Cela fait plus de quatre ans que la BCE a rendu le taux d’intérêt sur les dépôts en espèces négatif. Cette politique novatrice a eu pour effet d’alimenter les taux de référence de la Marché monétaire dans la zone euro.

Cette inversion de signe n'a pas manqué de produire des effets que les juristes ont parfois du mal à analyser. À cet égard, les prêts à taux variables consentis aux particuliers et aux entreprises méritent d’être pris en considération, car ils peuvent avoir eu une incidence défavorable. taux d'intérêt positifs, puis deviennent négatifs au cours du contrat. L’analyse des swaps de taux d’intérêt est tout aussi intéressante, et pour une raison similaire: le taux d’intérêt variable échangé par l’emprunteur contre taux fixe peut également devenir négatif pendant le contrat.

Dans les deux cas, la même question se pose: qui paie les intérêts négatifs?

Prêts à taux variable

Ceci est généralement leEuribor, calculé à partir des prêts interbancaires en euros, qui sert de référence dans les contrats de prêt à taux variable. La marge de l’institution prêteuse est ajoutée pour déterminer le taux nominal du prêt.
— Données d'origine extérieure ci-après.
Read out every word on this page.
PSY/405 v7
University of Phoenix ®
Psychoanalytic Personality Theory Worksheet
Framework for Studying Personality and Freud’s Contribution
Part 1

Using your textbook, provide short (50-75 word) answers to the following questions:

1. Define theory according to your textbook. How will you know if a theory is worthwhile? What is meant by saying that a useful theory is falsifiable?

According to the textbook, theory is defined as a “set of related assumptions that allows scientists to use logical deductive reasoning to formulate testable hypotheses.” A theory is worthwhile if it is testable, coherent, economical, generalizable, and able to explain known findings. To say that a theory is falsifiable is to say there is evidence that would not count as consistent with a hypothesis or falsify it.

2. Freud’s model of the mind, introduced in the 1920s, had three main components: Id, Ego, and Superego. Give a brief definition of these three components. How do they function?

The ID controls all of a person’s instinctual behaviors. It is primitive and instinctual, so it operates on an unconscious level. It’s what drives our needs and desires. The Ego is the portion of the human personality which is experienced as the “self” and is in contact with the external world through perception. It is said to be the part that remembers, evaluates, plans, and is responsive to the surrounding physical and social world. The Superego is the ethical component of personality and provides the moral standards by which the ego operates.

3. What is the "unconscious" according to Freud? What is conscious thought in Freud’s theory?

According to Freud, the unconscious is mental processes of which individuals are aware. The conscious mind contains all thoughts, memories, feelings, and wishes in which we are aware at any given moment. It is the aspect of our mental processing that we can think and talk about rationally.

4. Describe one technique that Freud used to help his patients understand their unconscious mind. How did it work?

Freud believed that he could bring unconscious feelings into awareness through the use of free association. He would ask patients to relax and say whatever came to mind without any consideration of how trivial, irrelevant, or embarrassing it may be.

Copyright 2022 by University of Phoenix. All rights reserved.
Par exemple, le contrat peut prévoir, en fonction de la solvabilité de l'emprunteur, une rémunération au taux Euribor 3 mois + 2 ou 3 points.

Jusqu'en 2015, les taux interbancaires étant positifs, l'exécution de tels contrats ne posait aucune difficulté particulière. De l'entrée de ces taux de référence en territoire négatif, des différends ont surgi entre emprunteurs et prêteurs, le premier demandant l'application de la lettre de la convention de prêt, ce qui conduit à un taux d'intérêt effectif inférieur à la marge. de la banque, cette dernière faisant valoir que le taux de référence ne peut par nature être inférieur à zéro.

Plusieurs juridictions, saisies à la demande des emprunteurs, se sont prononcées dans un sens généralement favorable. Ainsi, en novembre 2016, le tribunal de grande instance de Thonon-les-Bains a statué que si le taux interbancaire était utilisé pour indexer le contrat de prêt (en l'occurrence le Libor) est devenu négatif, il fallait en tenir compte dans le calcul du montant des intérêts à payer par l'emprunteur.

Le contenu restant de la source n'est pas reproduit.